Studies exploring the effects of physical exercise on irisin levels have yielded varying results suggesting exercise type, intensity, and duration, besides an individual's age, sex, and fitness level, might be important factors influencing irisin levels[49]. Aerobic exercise increases FNDC5 expression, which leads to the irisin release. Long-term moderate-intensity aerobic training increases irisin levels, which might be an explanation for the way it influences body composition and insulin sensitivity[50]. In addition, endurance training leads to a significant increase in irisin serum levels in middle-aged/older individuals, which inversely correlates with the reduction of visceral fat[51].

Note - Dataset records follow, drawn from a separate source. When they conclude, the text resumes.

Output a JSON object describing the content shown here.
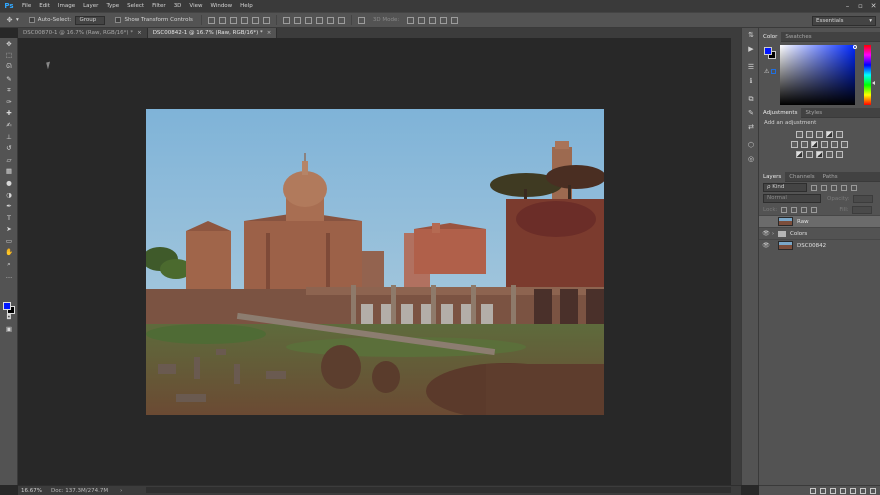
{
  "app": {
    "logo": "Ps"
  },
  "menu": [
    "File",
    "Edit",
    "Image",
    "Layer",
    "Type",
    "Select",
    "Filter",
    "3D",
    "View",
    "Window",
    "Help"
  ],
  "window_controls": [
    "–",
    "▫",
    "✕"
  ],
  "options": {
    "move_icon": "✥",
    "auto_select_label": "Auto-Select:",
    "auto_select_value": "Group",
    "transform_label": "Show Transform Controls",
    "mode_3d_label": "3D Mode:",
    "workspace": "Essentials"
  },
  "tabs": [
    {
      "label": "DSC00870-1 @ 16.7% (Raw, RGB/16*) *",
      "close": "×",
      "active": false
    },
    {
      "label": "DSC00842-1 @ 16.7% (Raw, RGB/16*) *",
      "close": "×",
      "active": true
    }
  ],
  "tools": [
    {
      "name": "move-tool-icon",
      "glyph": "✥"
    },
    {
      "name": "marquee-tool-icon",
      "glyph": "⬚"
    },
    {
      "name": "lasso-tool-icon",
      "glyph": "ᘏ"
    },
    {
      "name": "quick-select-tool-icon",
      "glyph": "✎"
    },
    {
      "name": "crop-tool-icon",
      "glyph": "⌗"
    },
    {
      "name": "eyedropper-tool-icon",
      "glyph": "✑"
    },
    {
      "name": "healing-brush-tool-icon",
      "glyph": "✚"
    },
    {
      "name": "brush-tool-icon",
      "glyph": "✍"
    },
    {
      "name": "clone-stamp-tool-icon",
      "glyph": "⊥"
    },
    {
      "name": "history-brush-tool-icon",
      "glyph": "↺"
    },
    {
      "name": "eraser-tool-icon",
      "glyph": "▱"
    },
    {
      "name": "gradient-tool-icon",
      "glyph": "▦"
    },
    {
      "name": "blur-tool-icon",
      "glyph": "●"
    },
    {
      "name": "dodge-tool-icon",
      "glyph": "◑"
    },
    {
      "name": "pen-tool-icon",
      "glyph": "✒"
    },
    {
      "name": "type-tool-icon",
      "glyph": "T"
    },
    {
      "name": "path-select-tool-icon",
      "glyph": "➤"
    },
    {
      "name": "shape-tool-icon",
      "glyph": "▭"
    },
    {
      "name": "hand-tool-icon",
      "glyph": "✋"
    },
    {
      "name": "zoom-tool-icon",
      "glyph": "⌕"
    },
    {
      "name": "more-tools-icon",
      "glyph": "…"
    }
  ],
  "extra_tools": [
    {
      "name": "quick-mask-icon",
      "glyph": "◘"
    },
    {
      "name": "screen-mode-icon",
      "glyph": "▣"
    }
  ],
  "colors": {
    "foreground": "#0016ff",
    "background": "#000000",
    "accent": "#31a8ff"
  },
  "strip_icons": [
    {
      "name": "history-icon",
      "glyph": "⇅"
    },
    {
      "name": "actions-play-icon",
      "glyph": "▶"
    },
    {
      "name": "properties-icon",
      "glyph": "☰"
    },
    {
      "name": "info-icon",
      "glyph": "ℹ"
    },
    {
      "name": "clone-source-icon",
      "glyph": "⧉"
    },
    {
      "name": "brush-settings-icon",
      "glyph": "✎"
    },
    {
      "name": "tool-presets-icon",
      "glyph": "⇄"
    },
    {
      "name": "3d-icon",
      "glyph": "⬡"
    },
    {
      "name": "paths-icon",
      "glyph": "◎"
    }
  ],
  "color_panel": {
    "tabs": [
      "Color",
      "Swatches"
    ],
    "warning_glyph": "⚠"
  },
  "adjustments_panel": {
    "tabs": [
      "Adjustments",
      "Styles"
    ],
    "hint": "Add an adjustment"
  },
  "layers_panel": {
    "tabs": [
      "Layers",
      "Channels",
      "Paths"
    ],
    "filter_label": "ρ Kind",
    "blend_mode": "Normal",
    "opacity_label": "Opacity:",
    "lock_label": "Lock:",
    "fill_label": "Fill:",
    "layers": [
      {
        "name": "Raw",
        "type": "image",
        "selected": true,
        "visible": false
      },
      {
        "name": "Colors",
        "type": "group",
        "selected": false,
        "visible": true
      },
      {
        "name": "DSC00842",
        "type": "image",
        "selected": false,
        "visible": true
      }
    ]
  },
  "status": {
    "zoom": "16.67%",
    "doc": "Doc: 137.3M/274.7M",
    "arrow": "›"
  }
}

Resistance training and skeletal muscle contraction can activate PGC-1α and consequently increase irisin production[52,53]. Evidence suggests that a single bout of resistance exercise causes significantly greater elevations in plasma irisin compared to those after endurance exercise alone or after the same duration of combined resistance and endurance exercises[53]. A recent meta-analysis involving only data available from randomized control trials with a control group and including 921 participants (64% in the intervention group) suggests that physical exercise significantly increases circulating irisin and at the same time decreases insulin, glucose, and IR. For patients with prediabetes and T2DM, the best results can be achieved with resistance and combined training[54]. Although there is limited research on the effects of high-intensity training on irisin production and release, it seems it may increase irisin levels in T2DM patients, regardless of the interval or continuous modality of training[55]. Utilizing findings on physiological irisin levels in the human population is crucial for assessing exercise-based therapies, considering variations in ethnicity, age, weight, sex, and metabolic status. A key challenge is separating the metabolic benefits of exercise-induced irisin from the energy expenditure it brings. Achieving therapeutic irisin levels may require more than exercise alone. Current alternatives include antidiabetic agents like metformin and GLP-1RA, which boost FNDC5 expression, and inorganic nitrate, as shown in studies with beetroot juice[56,57]. Future research should clarify how irisin is released and cleared during different types of exercise. This, together with better defining basal irisin levels, is a prerequisite for its potential therapeutic use[58-60] (Figure 1).

Figure 1 Exercise as a promotor of irisin, a potential key mediator of the beneficial effects of exercise on glucose metabolism, insulin sensitivity, and energy metabolism. CV: Cardiovascular; T2DM: Type 2 diabetes mellitus.

CONCLUSION

Irisin is emerging as a promising molecule in the context of sarcopenia and diabetes. Experimental evidence of effects on insulin sensitivity, fat browning, inflammation, and diabetic complications suggest that it could offer a novel approach to managing and mitigating the long-term effects of diabetes, Despite promising results from animal models, clinical studies in humans are still limited and give conflictive results. The exact mechanisms through which irisin exerts its beneficial effects and the optimal levels for the therapeutic potential need further investigation. Moreover, future research is required to determine whether strategies to increase irisin levels—such as physical exercise, pharmacological agents, or supplementation—could serve as an effective adjunct to conventional diabetes treatment.